A time for Hydro Tasmania to help

25 May 2020

As the economic and social impacts of the coronavirus pandemic continue, Hydro Tasmania is following its annual Community Grant Program with the launch of a new series of COVID-19 Community Grants.

Firstly, as part of its largest Community Grant Program funding round yet, Hydro Tasmania is providing up to $5000 to 11 recipients, all of them either small community or volunteer groups and not-for-profit organisations that are active throughout the state.

Secondly, applications are now invited for COVID-19 Community Grants of up to $10,000 for community groups who are dealing with the ongoing impacts of the current pandemic.

Hydro Tasmania CEO Steve Davy said the business is here to make life better for every Tasmanian.

“Our clean energy powers the economy and with projects like Battery of the Nation we’re building the state’s future prosperity, but we also want to make direct contributions to the community that will really make an immediate difference,” Mr Davy said.

“Whether it’s helping the most disadvantaged among us or just putting a smile on someone’s face, Hydro Tasmania is proud to support the people who support their fellow Tasmanians.

“When we launched the fourth year of our Community Grant Program obviously none of us could have predicted what 2020 would be like, so we’re announcing this new one-off round of COVID-19 Community Grants to provide additional support.”

“Our wish is that both our annual Community Grant Program and the new COVID-19 Community Grants will help to keep Tasmanians not only safe, but united with a sense of hope for their future,” Mr Davy said.

The 11 recipients and projects in the 2020 Hydro Tasmania Community Grants are as follows.

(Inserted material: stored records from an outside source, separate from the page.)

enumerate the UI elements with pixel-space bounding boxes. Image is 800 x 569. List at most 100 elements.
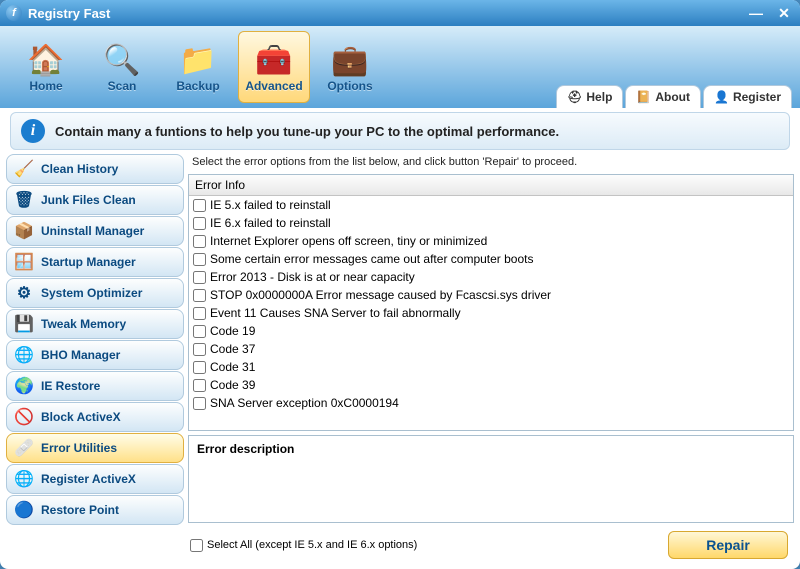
backup-icon: 📁 — [179, 41, 216, 79]
sidebar-icon: 🧹 — [15, 160, 33, 178]
desc-label: Error description — [197, 442, 294, 456]
sidebar-item-label: Error Utilities — [41, 441, 117, 455]
list-header: Error Info — [189, 175, 793, 196]
error-checkbox[interactable] — [193, 397, 206, 410]
error-label: Event 11 Causes SNA Server to fail abnor… — [210, 306, 461, 320]
error-label: Code 39 — [210, 378, 255, 392]
options-icon: 💼 — [331, 41, 368, 79]
sidebar-item-label: Startup Manager — [41, 255, 136, 269]
sidebar-item-label: Register ActiveX — [41, 472, 136, 486]
error-label: IE 6.x failed to reinstall — [210, 216, 331, 230]
list-item[interactable]: Event 11 Causes SNA Server to fail abnor… — [189, 304, 793, 322]
list-item[interactable]: Code 19 — [189, 322, 793, 340]
sidebar-item-label: Clean History — [41, 162, 118, 176]
toolbar-backup[interactable]: 📁Backup — [162, 31, 234, 103]
list-item[interactable]: Internet Explorer opens off screen, tiny… — [189, 232, 793, 250]
tab-help[interactable]: ⛑ Help — [556, 85, 623, 108]
sidebar-item-block-activex[interactable]: 🚫 Block ActiveX — [6, 402, 184, 432]
error-checkbox[interactable] — [193, 325, 206, 338]
tab-label: Help — [586, 90, 612, 104]
error-list: Error Info IE 5.x failed to reinstallIE … — [188, 174, 794, 431]
sidebar-item-clean-history[interactable]: 🧹 Clean History — [6, 154, 184, 184]
error-label: SNA Server exception 0xC0000194 — [210, 396, 399, 410]
toolbar-label: Home — [29, 79, 62, 93]
sidebar-item-tweak-memory[interactable]: 💾Tweak Memory — [6, 309, 184, 339]
error-checkbox[interactable] — [193, 253, 206, 266]
repair-button[interactable]: Repair — [668, 531, 788, 559]
error-checkbox[interactable] — [193, 289, 206, 302]
sidebar-item-label: Restore Point — [41, 503, 119, 517]
sidebar-item-system-optimizer[interactable]: ⚙System Optimizer — [6, 278, 184, 308]
info-icon: i — [21, 119, 45, 143]
home-icon: 🏠 — [27, 41, 64, 79]
sidebar-item-bho-manager[interactable]: 🌐BHO Manager — [6, 340, 184, 370]
error-checkbox[interactable] — [193, 343, 206, 356]
minimize-button[interactable]: — — [746, 5, 766, 21]
app-icon: f — [6, 5, 22, 21]
error-label: Some certain error messages came out aft… — [210, 252, 533, 266]
sidebar-item-label: IE Restore — [41, 379, 100, 393]
sidebar-item-register-activex[interactable]: 🌐 Register ActiveX — [6, 464, 184, 494]
list-item[interactable]: Code 31 — [189, 358, 793, 376]
error-checkbox[interactable] — [193, 379, 206, 392]
error-label: Internet Explorer opens off screen, tiny… — [210, 234, 487, 248]
sidebar-icon: 🩹 — [15, 439, 33, 457]
sidebar-item-label: BHO Manager — [41, 348, 120, 362]
error-label: Code 31 — [210, 360, 255, 374]
error-checkbox[interactable] — [193, 307, 206, 320]
register-icon: 👤 — [714, 90, 729, 104]
select-all-label: Select All (except IE 5.x and IE 6.x opt… — [207, 539, 417, 551]
select-all-checkbox[interactable]: Select All (except IE 5.x and IE 6.x opt… — [190, 539, 417, 552]
sidebar-item-label: Tweak Memory — [41, 317, 126, 331]
error-label: Code 19 — [210, 324, 255, 338]
list-item[interactable]: IE 6.x failed to reinstall — [189, 214, 793, 232]
sidebar-item-ie-restore[interactable]: 🌍 IE Restore — [6, 371, 184, 401]
toolbar-scan[interactable]: 🔍Scan — [86, 31, 158, 103]
titlebar: f Registry Fast — ✕ — [0, 0, 800, 26]
list-item[interactable]: Some certain error messages came out aft… — [189, 250, 793, 268]
list-item[interactable]: STOP 0x0000000A Error message caused by … — [189, 286, 793, 304]
toolbar-options[interactable]: 💼Options — [314, 31, 386, 103]
error-label: Code 37 — [210, 342, 255, 356]
error-checkbox[interactable] — [193, 361, 206, 374]
toolbar-label: Advanced — [245, 79, 302, 93]
error-checkbox[interactable] — [193, 271, 206, 284]
error-checkbox[interactable] — [193, 217, 206, 230]
main-toolbar: 🏠Home🔍Scan📁Backup🧰Advanced💼Options ⛑Help… — [0, 26, 800, 108]
toolbar-advanced[interactable]: 🧰Advanced — [238, 31, 310, 103]
list-item[interactable]: SNA Server exception 0xC0000194 — [189, 394, 793, 412]
close-button[interactable]: ✕ — [774, 5, 794, 21]
sidebar-item-startup-manager[interactable]: 🪟 Startup Manager — [6, 247, 184, 277]
sidebar-item-label: Block ActiveX — [41, 410, 121, 424]
tab-register[interactable]: 👤 Register — [703, 85, 792, 108]
toolbar-home[interactable]: 🏠Home — [10, 31, 82, 103]
error-label: STOP 0x0000000A Error message caused by … — [210, 288, 551, 302]
sidebar-icon: 🌍 — [15, 377, 33, 395]
tab-label: Register — [733, 90, 781, 104]
list-item[interactable]: Error 2013 - Disk is at or near capacity — [189, 268, 793, 286]
select-all-input[interactable] — [190, 539, 203, 552]
scan-icon: 🔍 — [103, 41, 140, 79]
sidebar-icon: 🚫 — [15, 408, 33, 426]
error-checkbox[interactable] — [193, 235, 206, 248]
sidebar-item-uninstall-manager[interactable]: 📦Uninstall Manager — [6, 216, 184, 246]
list-item[interactable]: Code 37 — [189, 340, 793, 358]
sidebar-item-restore-point[interactable]: 🔵Restore Point — [6, 495, 184, 525]
error-checkbox[interactable] — [193, 199, 206, 212]
sidebar-item-junk-files-clean[interactable]: 🗑 Junk Files Clean — [6, 185, 184, 215]
toolbar-label: Scan — [108, 79, 137, 93]
sidebar-icon: 🪟 — [15, 253, 33, 271]
error-label: Error 2013 - Disk is at or near capacity — [210, 270, 415, 284]
list-body[interactable]: IE 5.x failed to reinstall IE 6.x failed … — [189, 196, 793, 430]
list-item[interactable]: Code 39 — [189, 376, 793, 394]
error-description-box: Error description — [188, 435, 794, 523]
sidebar-icon: 🌐 — [15, 470, 33, 488]
advanced-icon: 🧰 — [255, 41, 292, 79]
sidebar-item-error-utilities[interactable]: 🩹 Error Utilities — [6, 433, 184, 463]
tab-about[interactable]: 📔About — [625, 85, 701, 108]
sidebar-icon: 🗑 — [15, 191, 33, 209]
app-title: Registry Fast — [28, 6, 110, 21]
sidebar-item-label: Junk Files Clean — [41, 193, 136, 207]
list-item[interactable]: IE 5.x failed to reinstall — [189, 196, 793, 214]
help-icon: ⛑ — [567, 90, 582, 104]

  1. The Ulverstone Surf Life Saving Club has been a part of this coastal community for nearly 100 years, with volunteers providing beach patrols, youth development programs, emergency search and rescue, medical services, and much more. They will now be able to purchase a life-saving defibrillator and a first aid training mannequin.
  2. The Sheffield School Association will establish a working garden for Prep – Year 6 classes at the Sheffield School, giving students a greater appreciation of farm-to-plate food production, along with the opportunity to learn about sustainability. Produce from the new garden will be sold at Sheffield School’s annual fair.
  3. Teach for Australia is breaking the cycle of educational inequity, with training, mentoring and coaching for teachers and leaders in schools where students face a range of social challenges. Through this funding, 20 Tasmanians will join their Leadership Development Program, equipping them with the skills to enhance the engagement of students who need it the most.
  4. There are few organisations more relied on by the community than the State Emergency Service (SES) and one grant will support the volunteers of the Derwent Valley SES. Updating their equipment and facilities will enable them to retain more members and to respond more effectively when they’re needed most.
  5. Dress for Success is about empowering disadvantaged women to achieve economic independence, providing not only professional attire, but also training and confidence building for interviews, help with preparing CVs and skill development. These will be provided through a series of online workshops during 2020.
  6. The sport of wood chopping will get a boost from the Southern Tasmanian Axemen’s Association, who will deliver a full-program wood chopping carnival at the Derwent Valley Autumn Festival in 2021, including at least one state championship title. The spectacle will be sure to draw competitors and spectators from across the state.
  7. Funding for the Kentish Regional Clinic will provide free suicide prevention training in schools, using the Tasmanian-developed Community Response to Eliminating Suicide (CORES) program. Their focus is on students aged 15-17 years, for whom suicide is a leading cause of death, together with their teachers, parents and carers, and those who work with youth.
  8. For 30 years, the North West Woodcraft Guild has been sharing a love of woodcraft with beginners and artisans alike, letting people learn and create in a friendly space, and even building toys for charity. The guild is moving to new premises in Ulverstone’s Cultural Precinct Building and will buy new tools, which will be used to build workbenches for their new workshop.
  9. New equipment and training for the award-winning radio show, Now That’s What I Call Science which is syndicated nationally from Hobart’s Edge Radio. The show has a special focus on creating engaging youth and women in STEM subjects and the grant will enable them to continue their expansion to a national audience.
  10. The Waverley School Association will build a new greenhouse for their community garden on the grounds of the Waverley Primary School. The garden already provides healthy, accessible and cost-effective food for the local community, and a shared community space for all age groups. A new greenhouse will produce seedlings and keep the garden active during the winter months.
  11. Creative approaches to managing waste will be promoted by the Resource Work Cooperative, which operates the beloved South Hobart Tip Shop. Their education centre will develop materials on the benefits of recycling and minimising waste, along with workshops and tours that will explore practical ‘upcycling’, creative re-use and even turning trash into art.

Applications for Hydro Tasmania’s new COVID-19 Community Grants are open from 25 May and will close on 5 June. More information and application forms are available from: hydro.com.au/community-grants.